PROTEIN SYNTHESIS: Genes code for proteins and proteins (polymer) are chains of amino acids (monomer)
 Step 1 = transcriptions – in nucleus – mRNA complimentary strand of the gene is transcribed (U-A)(C-G)

Step 2 = translation - at the ribosome – codons (3 base pairs) on the mRNA are complimentary paired the
corresponding anti-codons of tRNA that have specific amino-acids attached to them (Codon Chart)
TYPES OF REPRODUCTION
• In ASEXUAL REPRODUCTION, an individual can reproduce without the involvement of another individual of
that species. It is not, however, limited to single cell organisms. Faster and less energy but less diversity
• SEXUAL REPRODUCTION, however, requires the involvement of two individuals of a species, typically one of
each sex.. More diversity but also more energy.
TYPES OF CELL DIVISION - Reproduction: Mitosis vs Meiosis - Before division can occur, the information which
is stored in chromosomes must be DUPLICATED (DNA replication in Interphase) and then SEPARATED
(Mitosis or Mieosis) cleanly between cells.



MUTATIONS or “mistakes” can occur during the replication process or cell division when pieces of the
chromosome breaks off , reattaches or is lost altogether.
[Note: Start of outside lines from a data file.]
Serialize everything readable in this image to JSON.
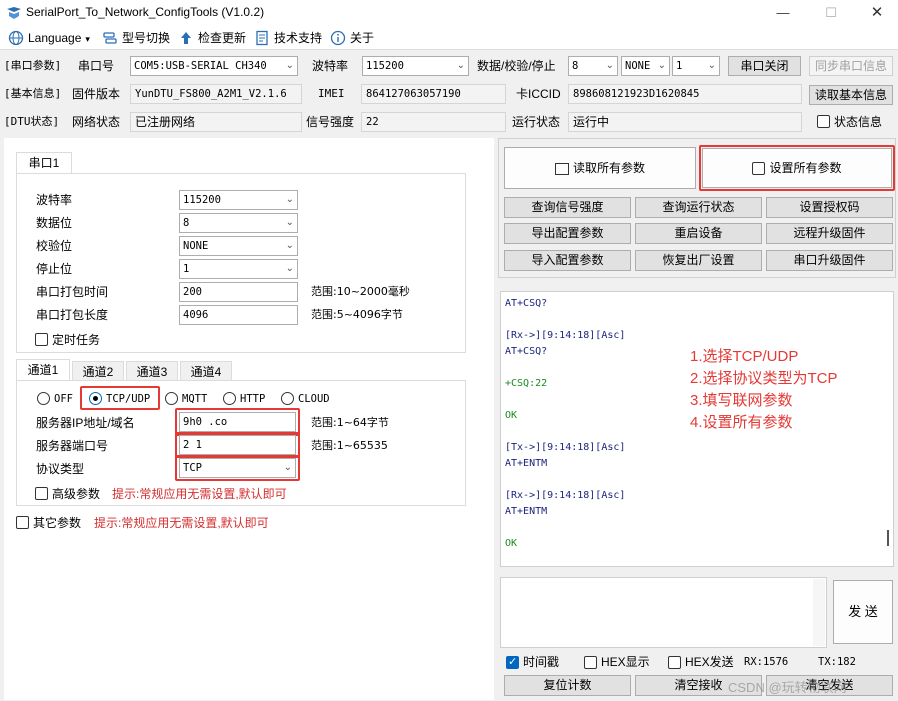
{
  "window": {
    "title": "SerialPort_To_Network_ConfigTools (V1.0.2)"
  },
  "menu": [
    {
      "label": "Language",
      "icon": "globe-icon"
    },
    {
      "label": "型号切换",
      "icon": "switch-icon"
    },
    {
      "label": "检查更新",
      "icon": "upload-arrow-icon"
    },
    {
      "label": "技术支持",
      "icon": "document-icon"
    },
    {
      "label": "关于",
      "icon": "info-icon"
    }
  ],
  "serial_params": {
    "section_label": "[串口参数]",
    "port_label": "串口号",
    "port_value": "COM5:USB-SERIAL CH340",
    "baud_label": "波特率",
    "baud_value": "115200",
    "format_label": "数据/校验/停止",
    "databits_value": "8",
    "parity_value": "NONE",
    "stopbits_value": "1",
    "close_button": "串口关闭",
    "sync_button": "同步串口信息"
  },
  "basic_info": {
    "section_label": "[基本信息]",
    "firmware_label": "固件版本",
    "firmware_value": "YunDTU_FS800_A2M1_V2.1.6",
    "imei_label": "IMEI",
    "imei_value": "864127063057190",
    "iccid_label": "卡ICCID",
    "iccid_value": "898608121923D1620845",
    "read_button": "读取基本信息"
  },
  "dtu_status": {
    "section_label": "[DTU状态]",
    "net_label": "网络状态",
    "net_value": "已注册网络",
    "signal_label": "信号强度",
    "signal_value": "22",
    "run_label": "运行状态",
    "run_value": "运行中",
    "status_info_label": "状态信息"
  },
  "serial_tab": {
    "tab_label": "串口1",
    "baud_label": "波特率",
    "baud_value": "115200",
    "databits_label": "数据位",
    "databits_value": "8",
    "parity_label": "校验位",
    "parity_value": "NONE",
    "stopbits_label": "停止位",
    "stopbits_value": "1",
    "pack_time_label": "串口打包时间",
    "pack_time_value": "200",
    "pack_time_range": "范围:10~2000毫秒",
    "pack_len_label": "串口打包长度",
    "pack_len_value": "4096",
    "pack_len_range": "范围:5~4096字节",
    "timer_task_label": "定时任务"
  },
  "channel_tabs": [
    "通道1",
    "通道2",
    "通道3",
    "通道4"
  ],
  "channel": {
    "modes": [
      "OFF",
      "TCP/UDP",
      "MQTT",
      "HTTP",
      "CLOUD"
    ],
    "selected_mode": "TCP/UDP",
    "server_label": "服务器IP地址/域名",
    "server_value": "9h0              .co",
    "server_range": "范围:1~64字节",
    "port_label": "服务器端口号",
    "port_value": "2   1",
    "port_range": "范围:1~65535",
    "protocol_label": "协议类型",
    "protocol_value": "TCP",
    "advanced_label": "高级参数",
    "advanced_hint": "提示:常规应用无需设置,默认即可"
  },
  "other_params": {
    "label": "其它参数",
    "hint": "提示:常规应用无需设置,默认即可"
  },
  "right_buttons": {
    "read_all": "读取所有参数",
    "set_all": "设置所有参数",
    "grid": [
      "查询信号强度",
      "查询运行状态",
      "设置授权码",
      "导出配置参数",
      "重启设备",
      "远程升级固件",
      "导入配置参数",
      "恢复出厂设置",
      "串口升级固件"
    ]
  },
  "log": [
    {
      "text": "AT+CSQ?",
      "cls": "tx"
    },
    {
      "text": "",
      "cls": ""
    },
    {
      "text": "[Rx->][9:14:18][Asc]",
      "cls": "rx"
    },
    {
      "text": "AT+CSQ?",
      "cls": "tx"
    },
    {
      "text": "",
      "cls": ""
    },
    {
      "text": "+CSQ:22",
      "cls": "green"
    },
    {
      "text": "",
      "cls": ""
    },
    {
      "text": "OK",
      "cls": "green"
    },
    {
      "text": "",
      "cls": ""
    },
    {
      "text": "[Tx->][9:14:18][Asc]",
      "cls": "tx"
    },
    {
      "text": "AT+ENTM",
      "cls": "tx"
    },
    {
      "text": "",
      "cls": ""
    },
    {
      "text": "[Rx->][9:14:18][Asc]",
      "cls": "rx"
    },
    {
      "text": "AT+ENTM",
      "cls": "tx"
    },
    {
      "text": "",
      "cls": ""
    },
    {
      "text": "OK",
      "cls": "green"
    }
  ],
  "annotations": [
    "1.选择TCP/UDP",
    "2.选择协议类型为TCP",
    "3.填写联网参数",
    "4.设置所有参数"
  ],
  "send_area": {
    "send_button": "发 送",
    "timestamp_label": "时间戳",
    "hex_display_label": "HEX显示",
    "hex_send_label": "HEX发送",
    "rx_count": "RX:1576",
    "tx_count": "TX:182",
    "reset_count_button": "复位计数",
    "clear_rx_button": "清空接收",
    "clear_tx_button": "清空发送"
  },
  "watermark": "CSDN @玩转物联网",
  "colors": {
    "highlight": "#e53935",
    "accent": "#0067c0",
    "annotation": "#e53935"
  }
}
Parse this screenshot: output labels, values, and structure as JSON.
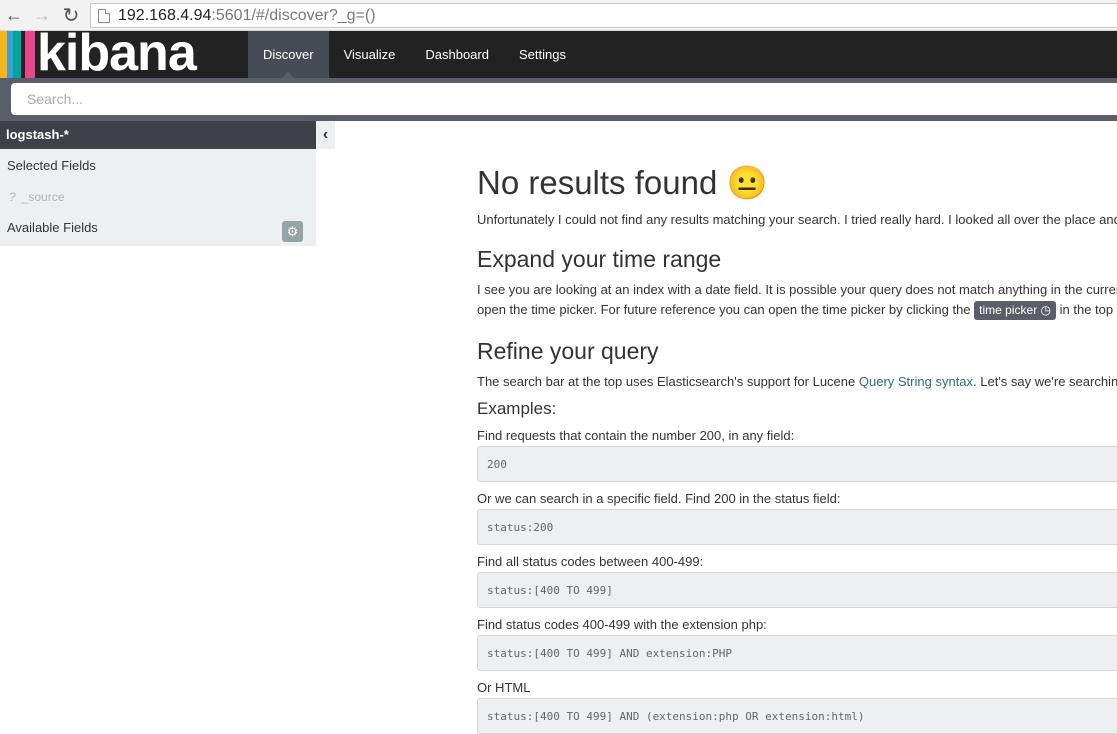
{
  "browser": {
    "url_host": "192.168.4.94",
    "url_rest": ":5601/#/discover?_g=()"
  },
  "navbar": {
    "logo_text": "kibana",
    "logo_colors": [
      "#e8478b",
      "#3f9fd3",
      "#00a69b",
      "#f6b61e",
      "#ffffff"
    ],
    "tabs": [
      "Discover",
      "Visualize",
      "Dashboard",
      "Settings"
    ],
    "active_tab": "Discover"
  },
  "search": {
    "placeholder": "Search..."
  },
  "sidebar": {
    "index_pattern": "logstash-*",
    "selected_fields_label": "Selected Fields",
    "source_field_type": "?",
    "source_field": "_source",
    "available_fields_label": "Available Fields"
  },
  "main": {
    "title": "No results found",
    "title_emoji": "😐",
    "intro": "Unfortunately I could not find any results matching your search. I tried really hard. I looked all over the place and frankly, I just couldn't find anything good. Help me, help you.",
    "time_heading": "Expand your time range",
    "time_line1": "I see you are looking at an index with a date field. It is possible your query does not match anything in the current time range, or that there is no data at all in the currently selected time range. Try selecting a wider time range by opening the time picker.",
    "time_line2_pre": "open the time picker. For future reference you can open the time picker by clicking the",
    "time_picker_label": "time picker",
    "time_line2_post": "in the top right corner of your screen.",
    "refine_heading": "Refine your query",
    "refine_pre": "The search bar at the top uses Elasticsearch's support for Lucene",
    "refine_link": "Query String syntax",
    "refine_post": ". Let's say we're searching web server logs that have been parsed into a few fields.",
    "examples_label": "Examples:",
    "examples": [
      {
        "desc": "Find requests that contain the number 200, in any field:",
        "query": "200"
      },
      {
        "desc": "Or we can search in a specific field. Find 200 in the status field:",
        "query": "status:200"
      },
      {
        "desc": "Find all status codes between 400-499:",
        "query": "status:[400 TO 499]"
      },
      {
        "desc": "Find status codes 400-499 with the extension php:",
        "query": "status:[400 TO 499] AND extension:PHP"
      },
      {
        "desc": "Or HTML",
        "query": "status:[400 TO 499] AND (extension:php OR extension:html)"
      }
    ]
  }
}
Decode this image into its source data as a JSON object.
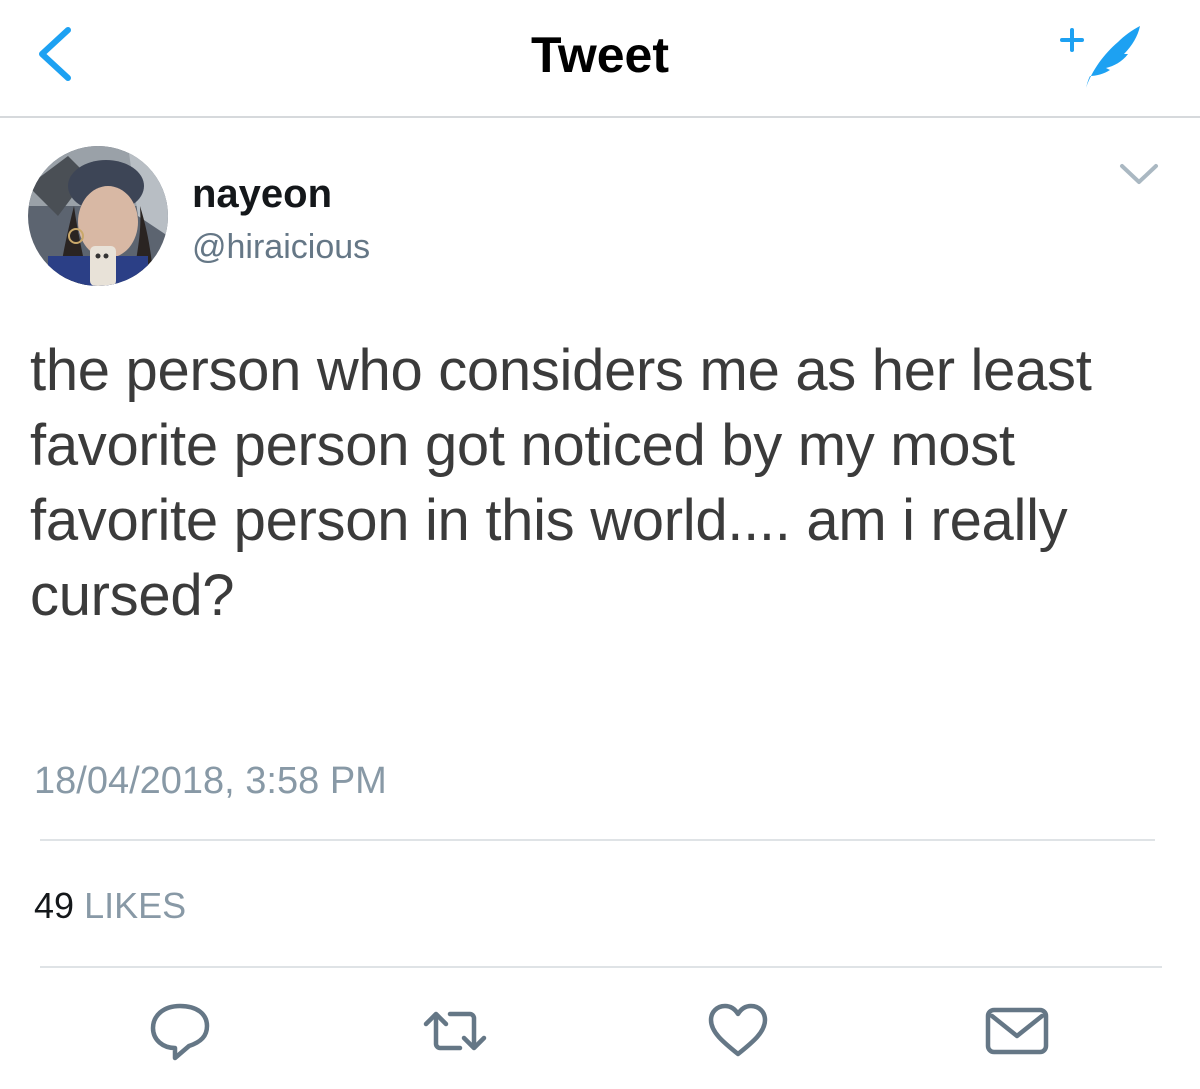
{
  "header": {
    "title": "Tweet",
    "back_icon": "chevron-left-icon",
    "compose_icon": "compose-feather-icon",
    "accent_color": "#1da1f2"
  },
  "tweet": {
    "author": {
      "name": "nayeon",
      "handle": "@hiraicious"
    },
    "text": "the person who considers me as her least favorite person got noticed by my most favorite person in this world.... am i really cursed?",
    "timestamp": "18/04/2018, 3:58 PM",
    "likes": {
      "count": "49",
      "label": "LIKES"
    }
  },
  "actions": [
    {
      "name": "reply",
      "icon": "reply-icon"
    },
    {
      "name": "retweet",
      "icon": "retweet-icon"
    },
    {
      "name": "like",
      "icon": "heart-icon"
    },
    {
      "name": "message",
      "icon": "envelope-icon"
    }
  ]
}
Single-celled organisms REPRODUCE by MITOSIS. Multicellular organisms GROW by way of MITOSIS.
MEIOSIS and SEXUAL REPRODUCTION increases genetic variability and chances of survival. MEIOSIS
occurs only in germ cells, which are set aside for the formation of specialized sex cells called GAMETES (i.e.
sperm and egg).
MITOSIS = chromosomes line up along center line and chromatids (identical copies attached in a chromosome)
are separated so that each new cell gets a copy off all of the DNA (all chromosomes) 2N-2N or 1N-1N
MEIOSIS = homologous pairs of chromosomes are separated in the first division (reduce 2N-1N) and then in a
second division chromosomes line up along center line and chromatids are separated.